Para los inversores, la conclusión práctica es clara: en la mayoría de los mercados africanos, la transición energética no sustituirá a las cadenas de suministro de combustible, sino que coexistirá con ellas durante los próximos años. Los socios que comprenden ambos lados de esa ecuación, en lugar de limitarse únicamente a la parte de las energías renovables, están mejor posicionados para estructurar inversiones que reflejen cómo se consume realmente la energía hoy en día y cómo evolucionará.
Qué significa esto para el momento de entrar en el mercado
Los inversores suelen preguntarse si sigue teniendo sentido entrar en el comercio de petróleo, dada la tendencia hacia las energías renovables. La respuesta, en la mayoría de los mercados africanos, es sí, porque el plazo de la transición se mide en décadas, no en años, y no se espera que la demanda de combustible alcance su punto máximo a corto plazo en gran parte del continente.
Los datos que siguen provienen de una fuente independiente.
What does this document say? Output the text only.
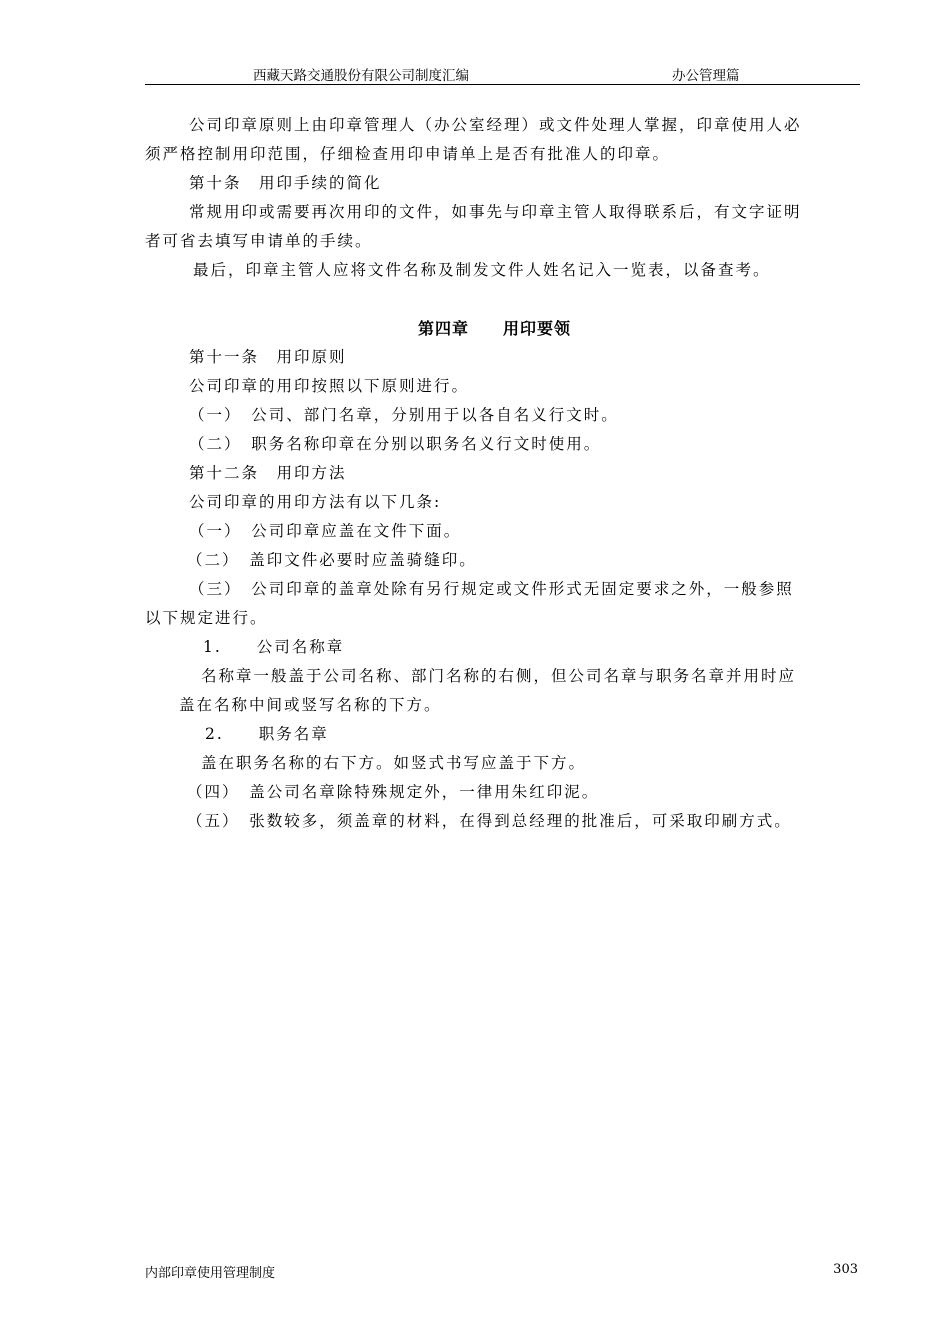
西藏天路交通股份有限公司制度汇编	办公管理篇
公司印章原则上由印章管理人（办公室经理）或文件处理人掌握，印章使用人必
须严格控制用印范围，仔细检查用印申请单上是否有批准人的印章。
第十条　用印手续的简化
常规用印或需要再次用印的文件，如事先与印章主管人取得联系后，有文字证明
者可省去填写申请单的手续。
最后，印章主管人应将文件名称及制发文件人姓名记入一览表，以备查考。
第四章 用印要领
第十一条　用印原则
公司印章的用印按照以下原则进行。
（一）　公司、部门名章，分别用于以各自名义行文时。
（二）　职务名称印章在分别以职务名义行文时使用。
第十二条　用印方法
公司印章的用印方法有以下几条:
（一）　公司印章应盖在文件下面。
（二）　盖印文件必要时应盖骑缝印。
（三）　公司印章的盖章处除有另行规定或文件形式无固定要求之外，一般参照
以下规定进行。
1.　　公司名称章
名称章一般盖于公司名称、部门名称的右侧，但公司名章与职务名章并用时应
盖在名称中间或竖写名称的下方。
2.　　职务名章
盖在职务名称的右下方。如竖式书写应盖于下方。
（四）　盖公司名章除特殊规定外，一律用朱红印泥。
（五）　张数较多，须盖章的材料，在得到总经理的批准后，可采取印刷方式。
内部印章使用管理制度	303
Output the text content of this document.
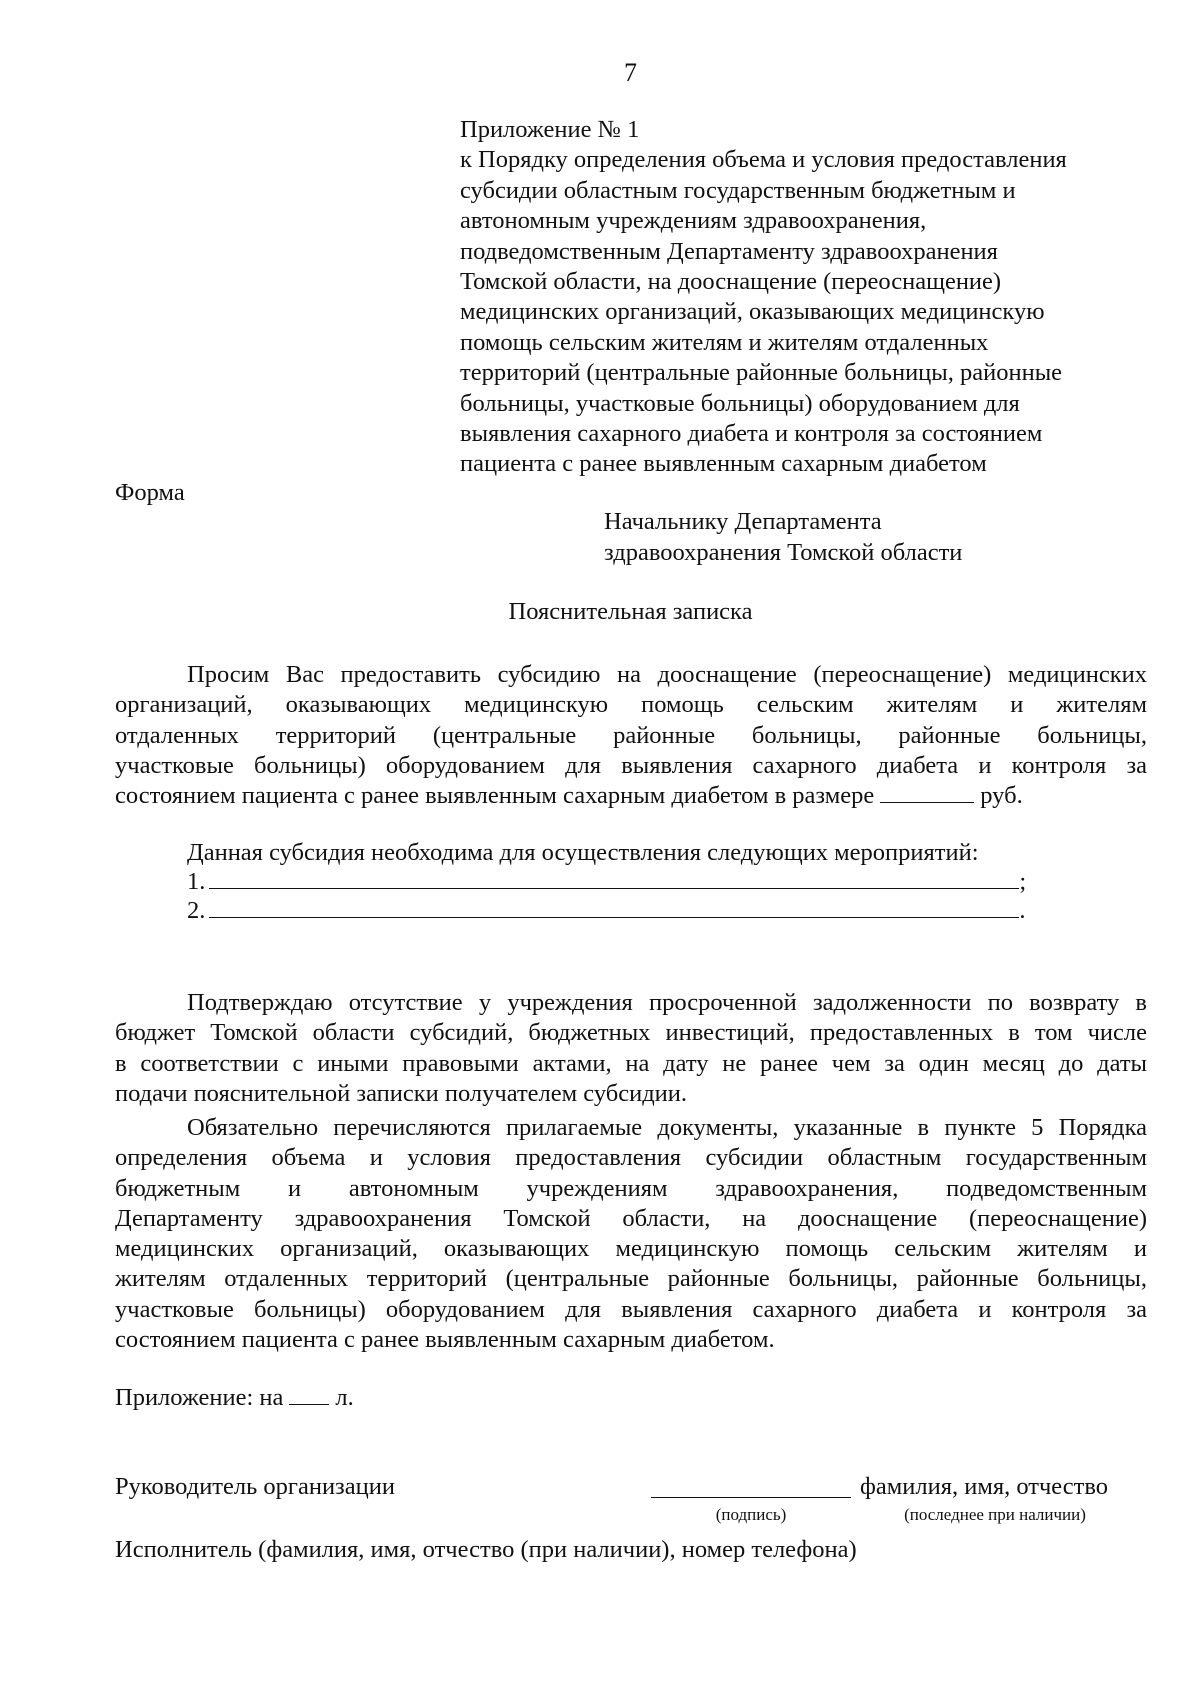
7
Приложение № 1
к Порядку определения объема и условия предоставления
субсидии областным государственным бюджетным и
автономным учреждениям здравоохранения,
подведомственным Департаменту здравоохранения
Томской области, на дооснащение (переоснащение)
медицинских организаций, оказывающих медицинскую
помощь сельским жителям и жителям отдаленных
территорий (центральные районные больницы, районные
больницы, участковые больницы) оборудованием для
выявления сахарного диабета и контроля за состоянием
пациента с ранее выявленным сахарным диабетом
Форма
Начальнику Департамента
здравоохранения Томской области
Пояснительная записка
Просим Вас предоставить субсидию на дооснащение (переоснащение) медицинских
организаций, оказывающих медицинскую помощь сельским жителям и жителям
отдаленных территорий (центральные районные больницы, районные больницы,
участковые больницы) оборудованием для выявления сахарного диабета и контроля за
состоянием пациента с ранее выявленным сахарным диабетом в размере	руб.
Данная субсидия необходима для осуществления следующих мероприятий:
1.	;
2.	.
Подтверждаю отсутствие у учреждения просроченной задолженности по возврату в
бюджет Томской области субсидий, бюджетных инвестиций, предоставленных в том числе
в соответствии с иными правовыми актами, на дату не ранее чем за один месяц до даты
подачи пояснительной записки получателем субсидии.
Обязательно перечисляются прилагаемые документы, указанные в пункте 5 Порядка
определения объема и условия предоставления субсидии областным государственным
бюджетным и автономным учреждениям здравоохранения, подведомственным
Департаменту здравоохранения Томской области, на дооснащение (переоснащение)
медицинских организаций, оказывающих медицинскую помощь сельским жителям и
жителям отдаленных территорий (центральные районные больницы, районные больницы,
участковые больницы) оборудованием для выявления сахарного диабета и контроля за
состоянием пациента с ранее выявленным сахарным диабетом.
Приложение: на л.
Руководитель организации	фамилия, имя, отчество
(подпись)	(последнее при наличии)
Исполнитель (фамилия, имя, отчество (при наличии), номер телефона)
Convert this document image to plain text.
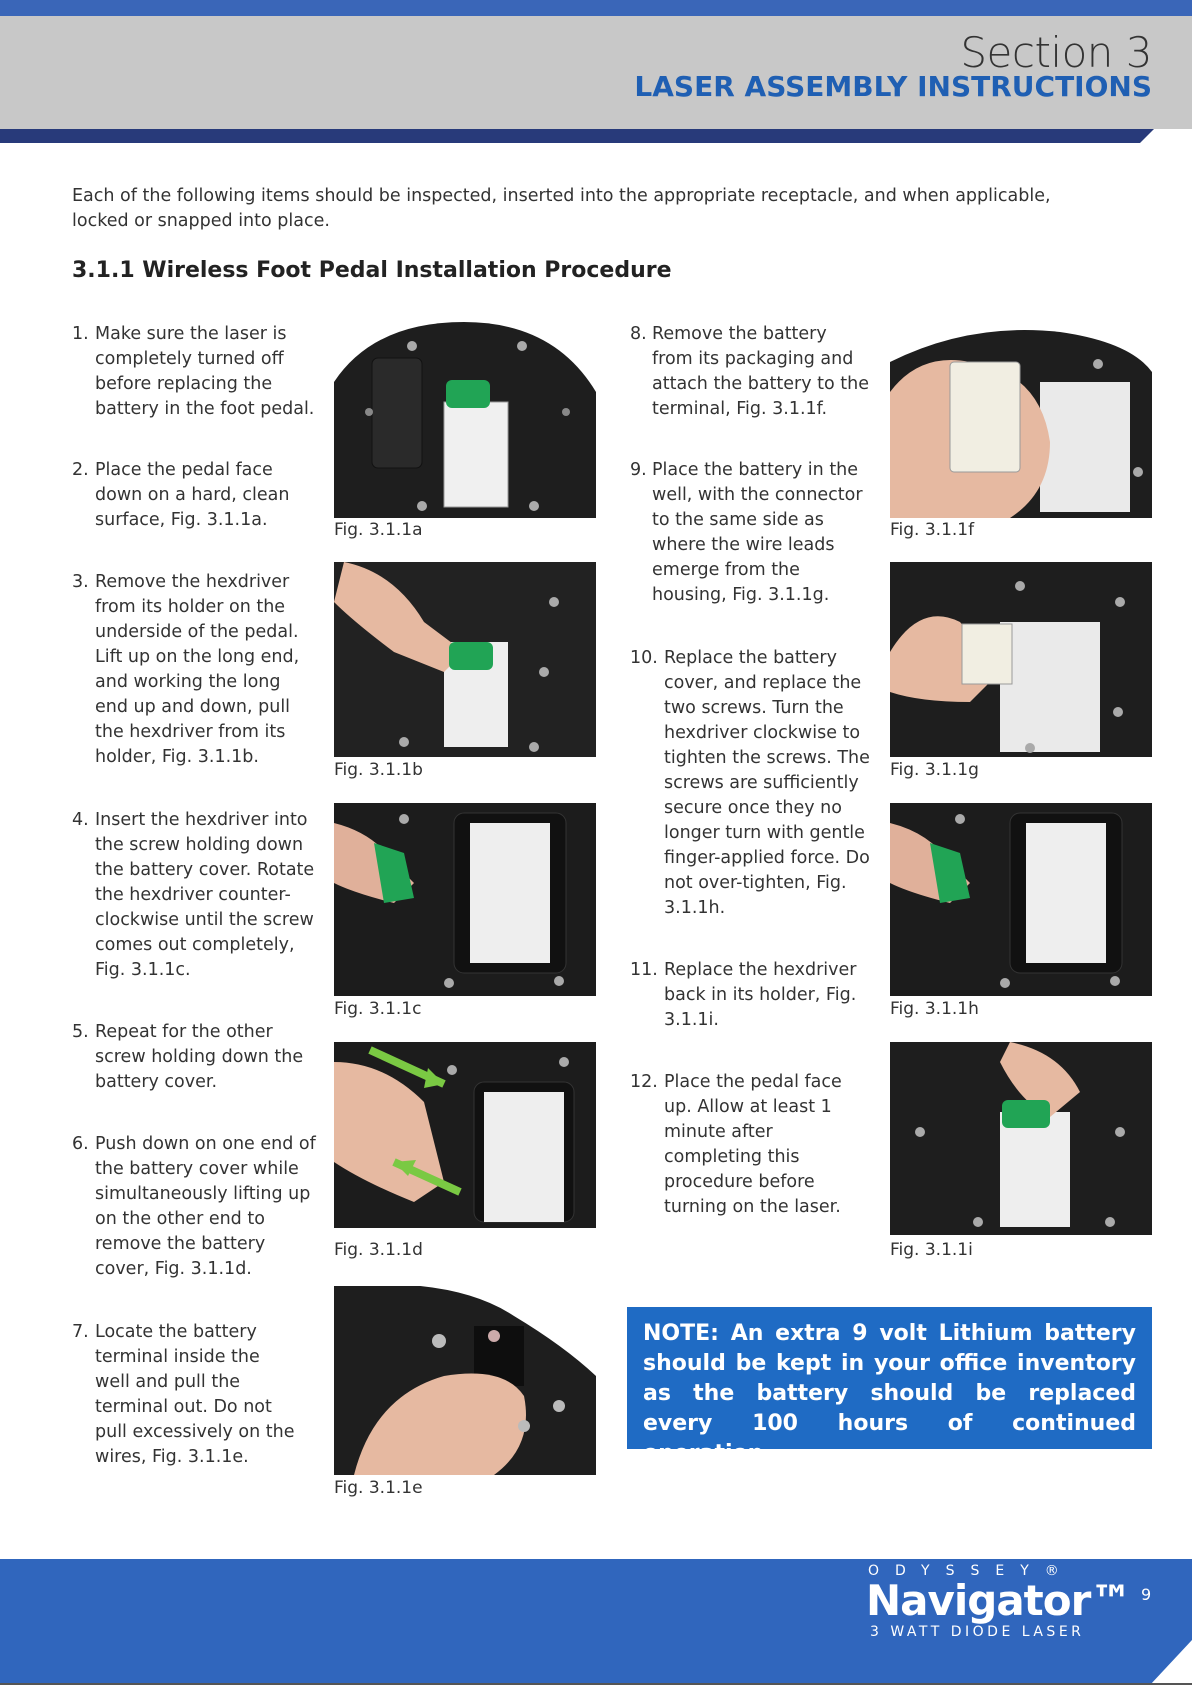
Section 3
LASER ASSEMBLY INSTRUCTIONS
Each of the following items should be inspected, inserted into the appropriate receptacle, and when applicable, locked or snapped into place.
3.1.1 Wireless Foot Pedal Installation Procedure
1. Make sure the laser is completely turned off before replacing the battery in the foot pedal.
2. Place the pedal face down on a hard, clean surface, Fig. 3.1.1a.
3. Remove the hexdriver from its holder on the underside of the pedal. Lift up on the long end, and working the long end up and down, pull the hexdriver from its holder, Fig. 3.1.1b.
4. Insert the hexdriver into the screw holding down the battery cover. Rotate the hexdriver counter-clockwise until the screw comes out completely, Fig. 3.1.1c.
5. Repeat for the other screw holding down the battery cover.
6. Push down on one end of the battery cover while simultaneously lifting up on the other end to remove the battery cover, Fig. 3.1.1d.
7. Locate the battery terminal inside the well and pull the terminal out. Do not pull excessively on the wires, Fig. 3.1.1e.
8. Remove the battery from its packaging and attach the battery to the terminal, Fig. 3.1.1f.
9. Place the battery in the well, with the connector to the same side as where the wire leads emerge from the housing, Fig. 3.1.1g.
10. Replace the battery cover, and replace the two screws. Turn the hexdriver clockwise to tighten the screws. The screws are sufficiently secure once they no longer turn with gentle finger-applied force. Do not over-tighten, Fig. 3.1.1h.
11. Replace the hexdriver back in its holder, Fig. 3.1.1i.
12. Place the pedal face up. Allow at least 1 minute after completing this procedure before turning on the laser.
Fig. 3.1.1a
Fig. 3.1.1b
Fig. 3.1.1c
Fig. 3.1.1d
Fig. 3.1.1e
Fig. 3.1.1f
Fig. 3.1.1g
Fig. 3.1.1h
Fig. 3.1.1i
NOTE: An extra 9 volt Lithium battery should be kept in your office inventory as the battery should be replaced every 100 hours of continued operation.
ODYSSEY®
Navigator™
3 WATT DIODE LASER
9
Entrar ahora en el sector, con las relaciones adecuadas en materia de cumplimiento normativo y distribución, permite al inversor participar en esa demanda mientras dure, al tiempo que adquiere los conocimientos locales necesarios para pasar a los activos de transición cuando el mercado esté preparado.
Las diferencias regionales son tan importantes como la tendencia continental
La demanda energética y la fiabilidad de la red eléctrica varían significativamente de un mercado africano a otro, lo que significa que una estrategia adaptada a un país rara vez se puede trasladar tal cual a otro. Namibia, Sudáfrica y Botsuana, los mercados en los que nuestras relaciones de comercialización y suministro de petróleo son más sólidas, cuentan cada uno con su propio marco regulatorio, su red de distribución y su dinámica de precios. Los inversores que encargan análisis específicos de cada mercado antes de comprometer capital toman sistemáticamente mejores decisiones que aquellos que se basan en generalizaciones a escala continental.
La conclusión general es la siguiente: la estrategia energética en África no es una elección binaria entre combustibles fósiles y energías renovables. Se trata de una cuestión de secuencia, y los operadores que comprenden ambas partes de esa secuencia —el suministro convencional de hoy y los activos de transición del mañana— son los que están en mejor posición para atender a los inversores a lo largo de todo el ciclo.